I'm hopeful. Isn't that the best way to be?
Kevin and I had our first counseling session together in a long time. I want to work on anger issues and how they affect my parenting, and he wants to support me, and we BOTH have tremendous loads of crap from our childhoods to deal with - and the good news is: it's possible! It's possible to deal with it. And to heal. And to improve. That news is the highlight of my year.
I'm loving my children. On the eve of turning 41, they are ages 10, 8, 6, and 3. They are funny, sweet, smart, loving reflections of the joy of the Lord. I can't wait to hug and kiss them on my birthday tomorrow.

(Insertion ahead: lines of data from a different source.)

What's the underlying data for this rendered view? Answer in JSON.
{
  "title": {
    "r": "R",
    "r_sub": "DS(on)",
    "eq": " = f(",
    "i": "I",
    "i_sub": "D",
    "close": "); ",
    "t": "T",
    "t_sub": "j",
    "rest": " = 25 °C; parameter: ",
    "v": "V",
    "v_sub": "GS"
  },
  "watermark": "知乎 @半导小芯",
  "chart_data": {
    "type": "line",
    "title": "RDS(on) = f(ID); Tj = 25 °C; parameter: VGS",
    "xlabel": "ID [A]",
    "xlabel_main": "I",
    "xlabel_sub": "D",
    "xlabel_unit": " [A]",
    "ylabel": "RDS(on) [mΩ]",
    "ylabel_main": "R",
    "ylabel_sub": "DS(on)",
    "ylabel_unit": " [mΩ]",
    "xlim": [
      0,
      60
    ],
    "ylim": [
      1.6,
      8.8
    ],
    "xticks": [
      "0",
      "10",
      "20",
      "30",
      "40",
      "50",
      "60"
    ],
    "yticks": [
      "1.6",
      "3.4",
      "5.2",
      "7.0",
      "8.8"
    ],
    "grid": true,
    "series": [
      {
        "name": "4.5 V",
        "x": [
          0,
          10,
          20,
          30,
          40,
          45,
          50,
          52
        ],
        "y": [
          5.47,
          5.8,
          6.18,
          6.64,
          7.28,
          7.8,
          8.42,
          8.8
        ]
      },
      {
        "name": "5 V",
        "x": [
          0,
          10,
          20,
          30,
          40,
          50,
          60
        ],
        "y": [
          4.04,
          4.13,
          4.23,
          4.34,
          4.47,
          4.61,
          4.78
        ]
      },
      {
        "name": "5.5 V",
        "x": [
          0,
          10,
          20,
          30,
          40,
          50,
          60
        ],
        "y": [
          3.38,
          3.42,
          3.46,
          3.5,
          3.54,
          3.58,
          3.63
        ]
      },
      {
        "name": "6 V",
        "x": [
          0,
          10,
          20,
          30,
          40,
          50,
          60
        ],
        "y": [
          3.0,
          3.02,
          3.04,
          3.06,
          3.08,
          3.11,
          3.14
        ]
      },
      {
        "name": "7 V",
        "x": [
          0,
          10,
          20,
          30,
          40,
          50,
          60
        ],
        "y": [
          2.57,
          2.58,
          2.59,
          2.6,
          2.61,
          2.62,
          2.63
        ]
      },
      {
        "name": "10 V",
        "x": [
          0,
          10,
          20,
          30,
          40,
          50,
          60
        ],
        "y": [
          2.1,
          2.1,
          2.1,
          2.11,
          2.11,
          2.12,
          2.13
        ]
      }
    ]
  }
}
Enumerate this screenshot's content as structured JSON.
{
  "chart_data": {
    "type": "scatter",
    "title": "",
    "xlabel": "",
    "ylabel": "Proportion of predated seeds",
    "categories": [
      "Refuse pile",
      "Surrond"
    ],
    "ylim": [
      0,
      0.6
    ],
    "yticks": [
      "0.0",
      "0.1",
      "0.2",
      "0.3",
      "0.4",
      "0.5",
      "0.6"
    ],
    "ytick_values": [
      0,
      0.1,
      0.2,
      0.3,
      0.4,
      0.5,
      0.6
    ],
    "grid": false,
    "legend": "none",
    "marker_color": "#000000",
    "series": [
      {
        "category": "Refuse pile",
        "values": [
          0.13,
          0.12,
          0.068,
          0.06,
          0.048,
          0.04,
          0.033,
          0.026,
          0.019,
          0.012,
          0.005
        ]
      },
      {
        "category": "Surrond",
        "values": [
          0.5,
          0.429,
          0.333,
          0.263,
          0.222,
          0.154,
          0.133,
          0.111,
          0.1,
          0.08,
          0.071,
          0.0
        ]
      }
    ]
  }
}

I'm able to run. For yet another birthday. And I have a neighbor nice enough to run with me each time we are both willing to put down the snack foods and put on the running shoes. I still love running more than I hate running, and that keeps me getting out there.
I'm excited about the cake and ice cream. From age one aaaaaaaaaaalllll the way until tonight, I have loved cake and ice cream. And it's even sweeter when it's in honor of a birthday celebration.
I have purpose. I seek to grow in my love for God every day. I want to be a better wife, and have fun with my husband and our kids. I homeschool with conviction (and am ELATED when next year's pieces of curriculum arrive in my mailbox one by one). I maintain and improve our home. I buy portions of grass-fed beef; strive to improve at sewing; read good books; want to grow closer to my friends; try to do Weight Watchers, then screw up, then try to do Weight Watchers again; organize closets; analyze relationships; and continue to pray for everyone I love and plenty of people I don't even know.
All that oughtta keep me going another year, huh?